Spotify is officially going public, despite having lost $1.4bn in 2017

After months of rumours, it's finally official: streaming giant Spotify filed its prospectus to begin trading on the New York Stock Exchange (under the name SPOT) with the US Security and Exchanges Commission. THe document reveals new data on the company’s questionable fiscal health.

According to thefiling, Spotify generated €4.09bn ($4.6bn) in revenues in calendar 2017 – but posted a €1.23bn ($1.4bn) pre-tax loss in the year. As "Music Business Worldwide" notes, Spotify’s operating loss didn’t grow dramatically last year (-€378m, up from -€349m in the prior 12 months), but the firm was hit by a stinging finance cost in 2017 of over a billion US dollars (€974m).

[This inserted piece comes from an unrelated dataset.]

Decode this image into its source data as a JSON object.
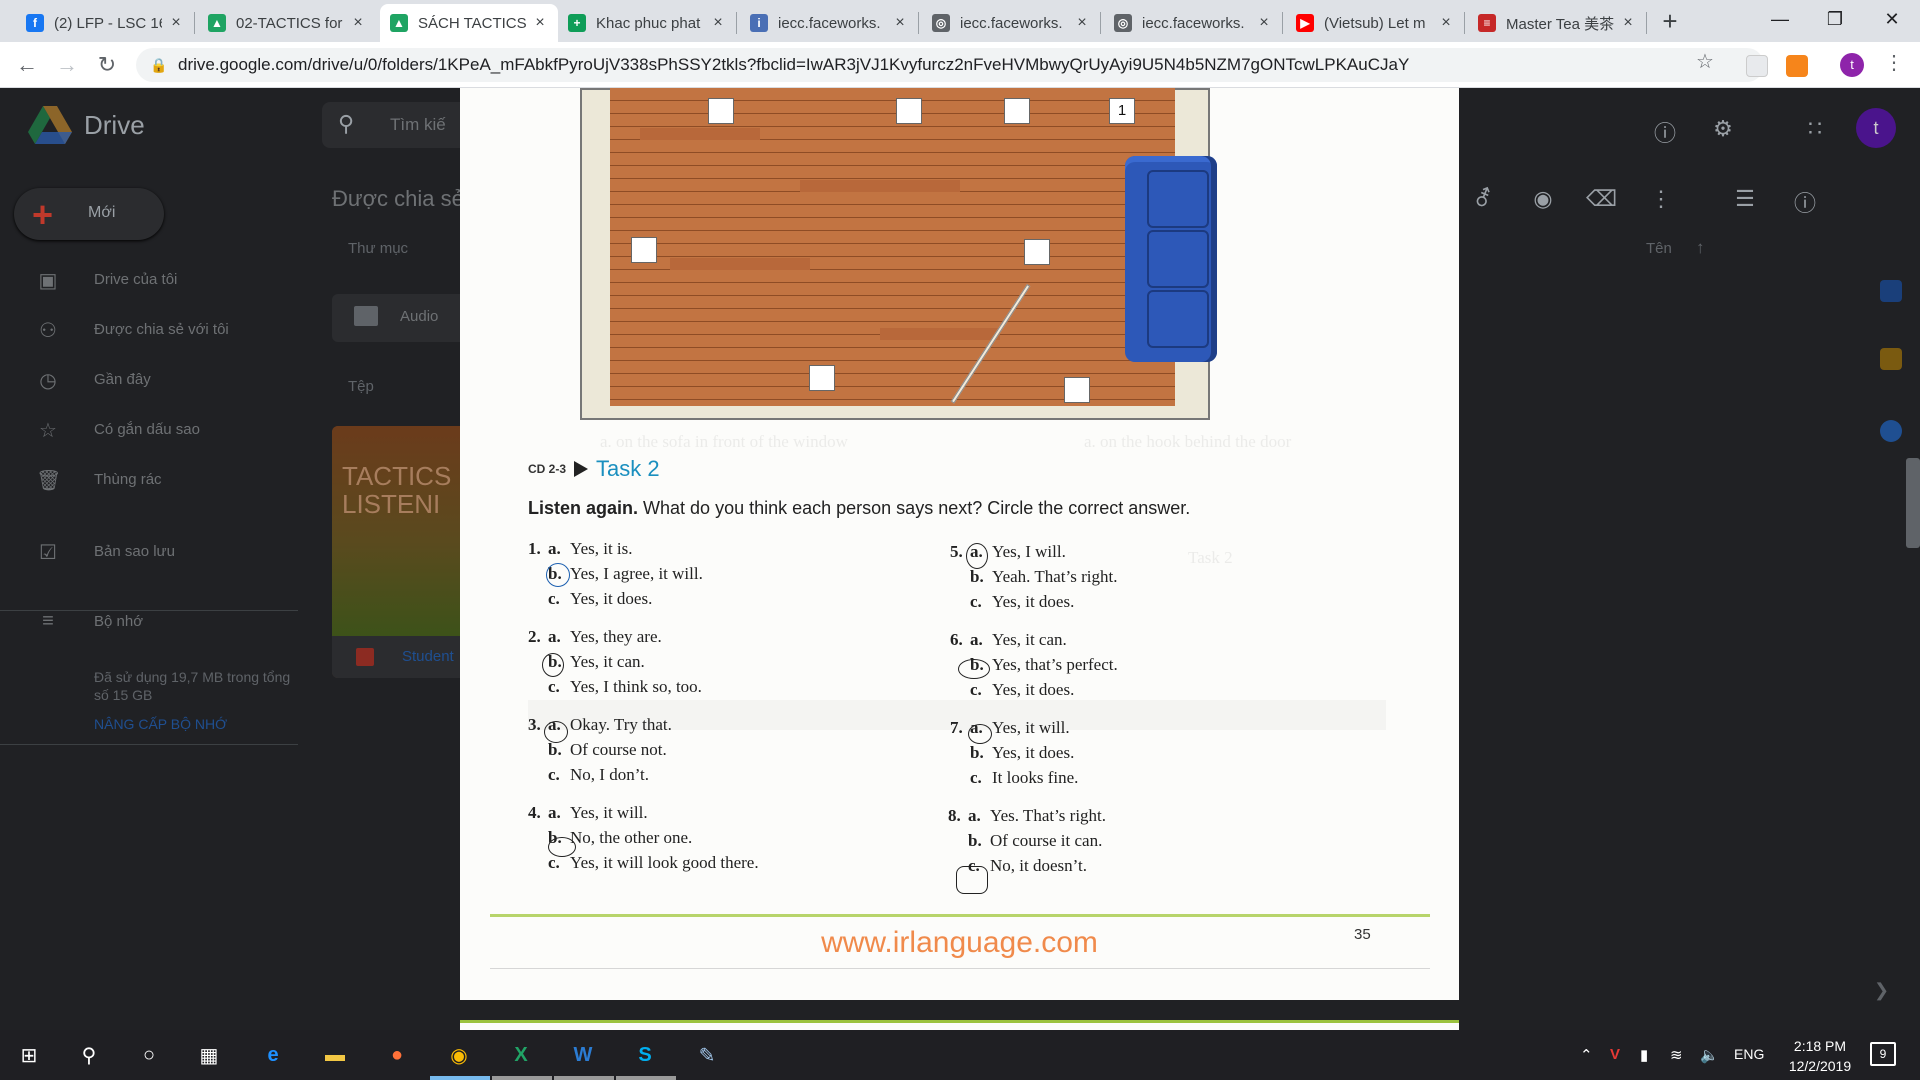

The filing also reveals that Spotify boasts 159 million monthly active users and 71 million paying premium subscribers as of January 1st. Also, Spotify has paid more than $9.77 billion to rights holders over the course of its 10-year existence.

Spotify openly warns would-be shareholders about its difficulty with profits in its ‘risk factor’ rundown within the prospectus, saying:

We have incurred significant operating losses in the past, and we may not be able to generate sufficient revenue to be profitable, or to generate positive cash flow on a sustained basis. In addition, our revenue growth rate may decline.. [...] Since our inception in April 2006, we have incurred significant operating losses and as of December 31, 2017, had an accumulated deficit of €(2,427) million.